Cell coverage can be fickle. You might get great reception at home but spotty coverage at work or at the gym even though other carriers work fine. And even if your carrier has your entire city pretty well covered, all bets are off when you travel. Sure you can roam on other networks, but your carrier will prioritize its own cell towers, even if there are better ones nearby. And those roaming fees can sure add up quick. It would be nice to be able to switch carriers on the fly, picking whichever one happens to have the best service in your exact location at any given time. Today that would mean carrying around multiple SIM cards, each with a different phone number. But in the near future, your phone may be able to switch between carriers without you having to swap out cards or phone numbers—even if you're in the middle of a call.

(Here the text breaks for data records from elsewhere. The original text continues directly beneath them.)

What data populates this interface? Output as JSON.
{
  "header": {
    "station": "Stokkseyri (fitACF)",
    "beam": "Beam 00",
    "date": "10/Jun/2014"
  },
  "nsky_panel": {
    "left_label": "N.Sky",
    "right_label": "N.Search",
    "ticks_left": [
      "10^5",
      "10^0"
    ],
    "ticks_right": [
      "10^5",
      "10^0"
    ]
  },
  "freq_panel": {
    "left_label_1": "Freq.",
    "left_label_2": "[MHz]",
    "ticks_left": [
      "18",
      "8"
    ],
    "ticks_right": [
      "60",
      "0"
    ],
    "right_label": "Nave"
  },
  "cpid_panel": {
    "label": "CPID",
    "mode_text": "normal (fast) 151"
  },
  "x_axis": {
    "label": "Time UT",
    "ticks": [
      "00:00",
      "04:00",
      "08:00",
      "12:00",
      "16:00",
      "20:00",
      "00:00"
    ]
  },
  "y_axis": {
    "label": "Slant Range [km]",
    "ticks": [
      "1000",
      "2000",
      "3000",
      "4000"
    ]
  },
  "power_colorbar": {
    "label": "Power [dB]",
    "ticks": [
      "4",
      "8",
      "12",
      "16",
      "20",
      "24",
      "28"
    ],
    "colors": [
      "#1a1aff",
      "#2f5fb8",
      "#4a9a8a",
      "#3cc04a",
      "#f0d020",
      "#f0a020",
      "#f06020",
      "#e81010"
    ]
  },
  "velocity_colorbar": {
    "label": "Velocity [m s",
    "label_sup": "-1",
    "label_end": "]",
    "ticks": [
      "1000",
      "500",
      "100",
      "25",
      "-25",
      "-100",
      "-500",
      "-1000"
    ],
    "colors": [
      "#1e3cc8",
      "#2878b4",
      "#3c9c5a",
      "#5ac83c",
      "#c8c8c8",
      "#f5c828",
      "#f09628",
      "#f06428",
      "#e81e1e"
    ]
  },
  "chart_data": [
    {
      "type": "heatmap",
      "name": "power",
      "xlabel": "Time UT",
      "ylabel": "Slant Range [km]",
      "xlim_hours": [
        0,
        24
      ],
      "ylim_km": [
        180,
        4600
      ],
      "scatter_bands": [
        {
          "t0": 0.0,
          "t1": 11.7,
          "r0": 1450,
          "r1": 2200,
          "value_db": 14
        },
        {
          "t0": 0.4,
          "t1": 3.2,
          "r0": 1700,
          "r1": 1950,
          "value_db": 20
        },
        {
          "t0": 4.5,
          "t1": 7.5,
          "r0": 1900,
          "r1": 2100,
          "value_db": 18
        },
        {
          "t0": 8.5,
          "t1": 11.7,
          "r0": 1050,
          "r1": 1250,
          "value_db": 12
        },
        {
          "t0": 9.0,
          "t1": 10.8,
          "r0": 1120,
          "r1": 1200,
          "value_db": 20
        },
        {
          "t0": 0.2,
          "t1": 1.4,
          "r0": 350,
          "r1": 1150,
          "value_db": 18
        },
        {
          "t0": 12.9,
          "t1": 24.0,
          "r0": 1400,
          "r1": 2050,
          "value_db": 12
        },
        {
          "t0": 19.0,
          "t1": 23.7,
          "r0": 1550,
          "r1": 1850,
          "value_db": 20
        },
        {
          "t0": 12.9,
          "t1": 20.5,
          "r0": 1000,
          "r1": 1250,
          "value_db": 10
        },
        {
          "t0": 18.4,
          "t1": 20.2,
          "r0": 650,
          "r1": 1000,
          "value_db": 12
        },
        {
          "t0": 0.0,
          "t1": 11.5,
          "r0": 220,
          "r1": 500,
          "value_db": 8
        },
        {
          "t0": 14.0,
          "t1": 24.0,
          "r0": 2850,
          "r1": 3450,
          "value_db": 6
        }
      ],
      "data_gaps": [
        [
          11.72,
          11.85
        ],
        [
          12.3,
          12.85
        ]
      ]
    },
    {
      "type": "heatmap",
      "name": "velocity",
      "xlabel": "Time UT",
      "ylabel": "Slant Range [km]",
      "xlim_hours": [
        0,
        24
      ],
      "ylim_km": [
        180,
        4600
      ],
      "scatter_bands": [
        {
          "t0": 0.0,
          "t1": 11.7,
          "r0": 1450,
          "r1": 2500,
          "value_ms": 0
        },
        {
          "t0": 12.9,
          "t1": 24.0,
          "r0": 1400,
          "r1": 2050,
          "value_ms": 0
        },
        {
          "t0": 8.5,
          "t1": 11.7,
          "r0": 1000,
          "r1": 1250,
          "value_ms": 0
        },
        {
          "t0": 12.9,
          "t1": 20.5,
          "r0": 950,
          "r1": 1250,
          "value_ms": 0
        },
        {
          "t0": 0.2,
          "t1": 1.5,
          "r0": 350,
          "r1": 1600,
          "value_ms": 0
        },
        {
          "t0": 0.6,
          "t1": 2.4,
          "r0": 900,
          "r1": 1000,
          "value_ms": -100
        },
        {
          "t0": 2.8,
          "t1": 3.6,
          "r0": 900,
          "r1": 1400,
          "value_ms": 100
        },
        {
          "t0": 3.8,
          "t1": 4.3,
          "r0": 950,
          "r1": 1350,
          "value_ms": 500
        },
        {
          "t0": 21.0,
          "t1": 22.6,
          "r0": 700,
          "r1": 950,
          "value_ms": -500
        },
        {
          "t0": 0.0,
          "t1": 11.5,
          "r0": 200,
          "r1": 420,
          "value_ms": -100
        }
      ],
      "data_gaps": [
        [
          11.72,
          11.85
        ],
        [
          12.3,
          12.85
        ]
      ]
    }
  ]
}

Today, Google is alone in offering its own cross-carrier wireless service, but it probably won't be for long.
Two year contracts are becoming a thing of the past, thanks in large part to carriers like T-Mobile and to new financing schemes from Apple. But it's still a bit of a pain to switch. You still have to have to sign up for a new service, have your number ported over and get a new SIM card. And even if your phone is unlocked, there's still a chance it won't work on the carrier of your choosing if it wasn't designed to handle both the GSM networks used by AT&T and T-Mobile and the CDMA networks used by Sprint and Verizon. But that's starting to change. If you want a preview of the future, a future that started become clear in 2015, take a look at Google's Project Fi.
Project Fi, which is still invite-only, is a wireless service that rides on both T-Mobile and Sprint's networks, depending on which one has the strongest signal. If local WiFi is available, it will switch to that network, and even route calls over it. Instead of paying a monthly fee to both T-Mobile and Sprint, customers pay Google a lump fee, and Google handles paying out the carriers.
The magic behind Google-Fi is a new type of SIM card created by a German company called G&D, or Giesecke & Devrient. SIM (short for "subscriber identification module") cards are essentially tiny computers that handle the complexities of authenticating your phone whenever you switch between different cell towers. Typically, these have been built to handle authentication on one and only one carrier's towers, but G&D's SIM cards allow Google to handle authentication across multiple carriers, including both GSM and CDMA networks. That enables Google's phones to seek out which ever carrier happens to offer the best signal at any given moment.
This is a complicated process, and the kinks haven't all been sorted out, which is probably why reviews of Project Fi have been so mixed. Plus, Project Fi is still only available to a small group of people. Google only has two networks on board, and it's possible that neither one would be game for a wider roll-out of the service (to say nothing of the conspicuous absence of AT&T and Verizon). And though it can move your call from a cellular network to WiFi if the signal is better, it can't reverse that process and transfer your WiFi call to a cellular network.
Most tellingly, Project Fi is only fully supported on Google's Nexus phones. The company did just announce support for a few tablets, including certain iPads and Samsung devices, but Project Fi will only provide data, not voice service, to these gadgets, and it will only work on T-Mobile's network, not Sprint.